The skill lives in our CDK library at `.claude/skills/cdk-infrastructure-migration/` and includes:

.claude/skills/cdk-development/
├── SKILL.md # Main skill with rules and patterns
└── references/
└── migration-patterns.md # Detailed migration scenarios

What the skill covers:

  • Core Principles: Construct ID safety, resource naming best practices, the blast radius problem
  • Pre-Deployment Validation: Multi-layer strategy with cdk-nag, synthesis checks, and AWS CLI comparison
  • Migration Patterns: Migrating to L3 constructs, keeping logical IDs during refactoring, blue/green infrastructure
  • Common Pitfalls: Renaming stacks, changing construct hierarchy, updating L3 libraries
  • ECS-Specific Guidance: Native Blue/Green deployments, task definition changes, IAM role updates
  • Checklists: Pre-deployment checklist, testing strategy

Key rules encoded:

  • Construct IDs are sacred: Never rename without understanding CloudFormation implications
  • Always run `cdk diff` first: Look for replace operations before deploying
  • Compare with live resources: Use AWS CLI to verify expected vs. actual state
  • Understand the blast radius: Infrastructure bugs affect entire services, not single requests

The skill also includes a pre-deployment hook that warns before running cdk deploy:

hooks:
PreToolUse:
- matcher: Bash(cdk deploy*)
command: echo "⚠️ STOP - Have you reviewed 'cdk diff' output for resource replacements?"

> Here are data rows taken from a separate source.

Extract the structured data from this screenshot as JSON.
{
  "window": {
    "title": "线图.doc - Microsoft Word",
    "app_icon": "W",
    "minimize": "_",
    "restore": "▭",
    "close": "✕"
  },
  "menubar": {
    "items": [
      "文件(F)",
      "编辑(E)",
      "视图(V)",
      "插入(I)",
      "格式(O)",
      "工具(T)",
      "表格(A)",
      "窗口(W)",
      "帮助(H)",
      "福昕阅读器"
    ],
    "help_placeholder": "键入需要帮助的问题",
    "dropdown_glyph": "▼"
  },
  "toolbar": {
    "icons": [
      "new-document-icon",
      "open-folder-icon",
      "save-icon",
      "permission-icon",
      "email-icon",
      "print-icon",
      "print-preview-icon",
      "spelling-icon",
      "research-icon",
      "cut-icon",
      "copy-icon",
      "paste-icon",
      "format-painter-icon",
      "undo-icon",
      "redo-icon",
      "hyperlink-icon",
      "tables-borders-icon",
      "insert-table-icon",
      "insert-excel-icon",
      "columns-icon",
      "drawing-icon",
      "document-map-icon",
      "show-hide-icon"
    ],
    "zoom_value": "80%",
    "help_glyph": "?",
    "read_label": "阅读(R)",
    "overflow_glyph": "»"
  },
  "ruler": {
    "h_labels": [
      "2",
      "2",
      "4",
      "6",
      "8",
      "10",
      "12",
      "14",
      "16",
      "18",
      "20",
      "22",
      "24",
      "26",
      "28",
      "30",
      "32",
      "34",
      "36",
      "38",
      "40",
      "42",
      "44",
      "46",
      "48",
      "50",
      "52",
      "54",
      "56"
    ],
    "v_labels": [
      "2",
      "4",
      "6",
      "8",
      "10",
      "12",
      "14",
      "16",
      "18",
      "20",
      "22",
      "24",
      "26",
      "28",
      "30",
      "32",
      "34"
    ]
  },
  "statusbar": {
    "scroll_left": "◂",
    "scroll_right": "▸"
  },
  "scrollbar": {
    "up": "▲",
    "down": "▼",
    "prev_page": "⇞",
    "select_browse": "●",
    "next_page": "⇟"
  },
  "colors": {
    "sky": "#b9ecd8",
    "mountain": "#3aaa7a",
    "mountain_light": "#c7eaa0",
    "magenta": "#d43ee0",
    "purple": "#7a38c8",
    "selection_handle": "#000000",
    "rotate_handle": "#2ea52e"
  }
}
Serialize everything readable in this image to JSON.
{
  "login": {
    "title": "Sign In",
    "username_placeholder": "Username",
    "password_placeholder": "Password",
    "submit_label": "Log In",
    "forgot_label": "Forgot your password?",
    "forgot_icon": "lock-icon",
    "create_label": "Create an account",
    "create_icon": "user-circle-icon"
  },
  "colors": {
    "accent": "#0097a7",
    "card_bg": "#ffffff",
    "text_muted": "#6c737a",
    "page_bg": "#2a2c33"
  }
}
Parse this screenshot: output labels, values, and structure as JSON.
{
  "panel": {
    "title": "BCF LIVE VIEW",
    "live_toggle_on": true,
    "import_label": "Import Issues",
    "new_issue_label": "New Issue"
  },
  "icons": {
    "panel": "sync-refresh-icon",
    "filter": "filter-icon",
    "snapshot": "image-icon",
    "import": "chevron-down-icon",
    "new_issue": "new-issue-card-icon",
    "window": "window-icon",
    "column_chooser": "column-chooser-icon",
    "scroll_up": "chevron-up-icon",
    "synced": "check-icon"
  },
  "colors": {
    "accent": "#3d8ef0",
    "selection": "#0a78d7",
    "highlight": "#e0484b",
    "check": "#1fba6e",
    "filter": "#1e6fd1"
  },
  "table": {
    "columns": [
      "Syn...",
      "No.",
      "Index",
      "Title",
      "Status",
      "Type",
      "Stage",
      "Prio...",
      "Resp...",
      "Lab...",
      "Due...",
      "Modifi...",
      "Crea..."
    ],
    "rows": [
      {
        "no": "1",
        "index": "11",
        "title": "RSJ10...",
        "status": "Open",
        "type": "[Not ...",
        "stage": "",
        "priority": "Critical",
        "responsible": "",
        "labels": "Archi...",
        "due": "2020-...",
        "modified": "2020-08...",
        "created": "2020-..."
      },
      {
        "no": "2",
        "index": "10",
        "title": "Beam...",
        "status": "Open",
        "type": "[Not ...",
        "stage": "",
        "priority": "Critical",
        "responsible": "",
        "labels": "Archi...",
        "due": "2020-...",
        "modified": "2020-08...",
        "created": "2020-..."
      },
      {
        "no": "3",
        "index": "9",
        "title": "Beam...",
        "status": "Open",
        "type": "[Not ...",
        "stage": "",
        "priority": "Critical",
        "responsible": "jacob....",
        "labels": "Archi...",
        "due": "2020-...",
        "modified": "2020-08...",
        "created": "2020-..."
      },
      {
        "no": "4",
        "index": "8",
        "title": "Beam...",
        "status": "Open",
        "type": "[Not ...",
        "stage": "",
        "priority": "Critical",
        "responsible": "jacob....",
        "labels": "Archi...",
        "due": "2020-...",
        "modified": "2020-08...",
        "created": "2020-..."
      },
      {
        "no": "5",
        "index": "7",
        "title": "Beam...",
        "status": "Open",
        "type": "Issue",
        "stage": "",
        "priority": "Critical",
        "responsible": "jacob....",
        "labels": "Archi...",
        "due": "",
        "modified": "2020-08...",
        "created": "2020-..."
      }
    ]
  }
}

This turns our hard-learned lessons into guardrails that protect future development sessions — whether with Claude or human developers following the same patterns.

Lessons Learned

  1. Establish guardrails early: Create explicit rules about what AI can and cannot modify (Construct IDs, resource names, etc.)
  2. Always verify with real deployments: npm test passing means nothing if cdk deploy fails
  3. Leverage AI for documentation: Claude wrote excellent JSDoc comments and README content
  4. Have AI generate comparison commands: Using AWS CLI to verify expected vs. actual state
  5. Encode opinions, but allow escape hatches: Strong defaults, optional overrides
  6. Test with real services: Our test suite includes actual service deployments, not just unit tests
  7. Document the “why”: Every default should have a documented rationale
  8. Version carefully: Breaking changes in shared constructs affect all consumers

Conclusion

Building ECS Golden Path constructs with Claude Code was productive — we shipped faster than we would have alone. But it also highlighted that infrastructure-as-code requires a fundamentally different approach to AI-assisted development.

The code runs in production, not in isolation. Mistakes aren’t caught by compilers or linters — they’re caught by failed deployments, downtime, or worse. AI can accelerate the journey, but humans must remain firmly in the driver’s seat for infrastructure decisions.

Our Golden Path is now in production, powering multiple services at ZAR. The constructs encode months of operational learning into reusable patterns.